Si Diangienda avait tenté d´obtenir la grâce des condamnés. Pensez-vous qu´il aurait réussi à convaincre Mobutu, Bobozo et les autres faucons du régime?

Non, au contraire. Étant devenu hostile à Bamba, Diangienda ne pouvait qu’être content du sort qui lui était réservé.

 

Mobutu était sourd aux demandes du Pape Paul VI, de Lyndon Johnson et du roi Baudouin qui connaissait personnellement Bamba qu’il avait reçu à Bruxelles lorsqu’il était ministre des Finances. Pourquoi selon vous, la sentence avait-elle été si sévère ?  

Le secret dans son cœur était impénétrable à mon avis. Peut-être avait-il par cet acte voulu intimider le peuple et étouffer dans l’œuf tout mouvement contestataire. Et pourtant le cas de Bamba n’en était pas un ; peut-être seulement dans la tête de ceux qui l’ont élaboré.

 

Bamba avait-il eu des antécédents avec Mobutu ? Était-il une personne gênante pour le pouvoir militaire? Savait-il trop de vérités ?

Bamba avait fait la 5ème primaire à Sona-Bata. Il est devenu par la suite directeur au Crédit foncier à l’époque des Flamands. Ce qui est vrai, c’est qu’il était très intelligent. Peut-être parce qu’étant proche de Kasa-vubu, Mobutu avait peur qu’il ne soit de mèche avec l’ancien président afin de reconquérir le pouvoir.

 

Diangienda voyait-il Bamba comme un concurrent? Existait-il une sorte d’antagonisme entre eux ?

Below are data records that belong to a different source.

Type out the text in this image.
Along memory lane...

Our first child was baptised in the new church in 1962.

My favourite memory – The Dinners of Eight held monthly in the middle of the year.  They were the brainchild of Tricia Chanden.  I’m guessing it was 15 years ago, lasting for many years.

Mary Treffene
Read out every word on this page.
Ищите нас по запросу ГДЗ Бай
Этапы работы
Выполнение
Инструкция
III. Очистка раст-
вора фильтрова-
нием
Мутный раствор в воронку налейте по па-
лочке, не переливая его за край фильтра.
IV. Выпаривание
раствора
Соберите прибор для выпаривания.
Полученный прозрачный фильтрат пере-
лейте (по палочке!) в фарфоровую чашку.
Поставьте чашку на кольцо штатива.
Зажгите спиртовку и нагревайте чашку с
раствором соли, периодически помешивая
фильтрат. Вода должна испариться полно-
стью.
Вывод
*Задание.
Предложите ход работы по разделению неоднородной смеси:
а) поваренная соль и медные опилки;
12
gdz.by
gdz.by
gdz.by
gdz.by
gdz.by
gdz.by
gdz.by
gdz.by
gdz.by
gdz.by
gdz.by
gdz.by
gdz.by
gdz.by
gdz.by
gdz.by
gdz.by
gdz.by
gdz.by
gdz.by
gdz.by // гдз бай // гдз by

Concurrent surtout au niveau de l’église. Car tout le monde savait que Kimbangu au début de son ministère en 1921 à Nkamba rencontra Bamba qui est né en 1920. Il était à califourchon sur le dos de sa mère. Tout bébé qu’il était, il est allé saluer Kimbangu et ils se sont parlé.  Devenu grand, Bamba était populaire et était devenu un illustre personnage dans l’église. Il tenait à rencontrer de nouveau le prophète pour lui demander ce qu’ils se sont dit lors de leur première rencontre à Nkamba alors qu’il était bébé. Ce rapprochement pouvait faire peur à Diangienda qui  pouvait croire que Bamba voulait lui ravir la direction de l’église.

 

Pourquoi Bamba avait-il quitté l´église kimbanguiste? Voulait-il faire ombrage à cette dernière? N´était-il pas bon d’y rester tout en continuant à lutter pour les reformes?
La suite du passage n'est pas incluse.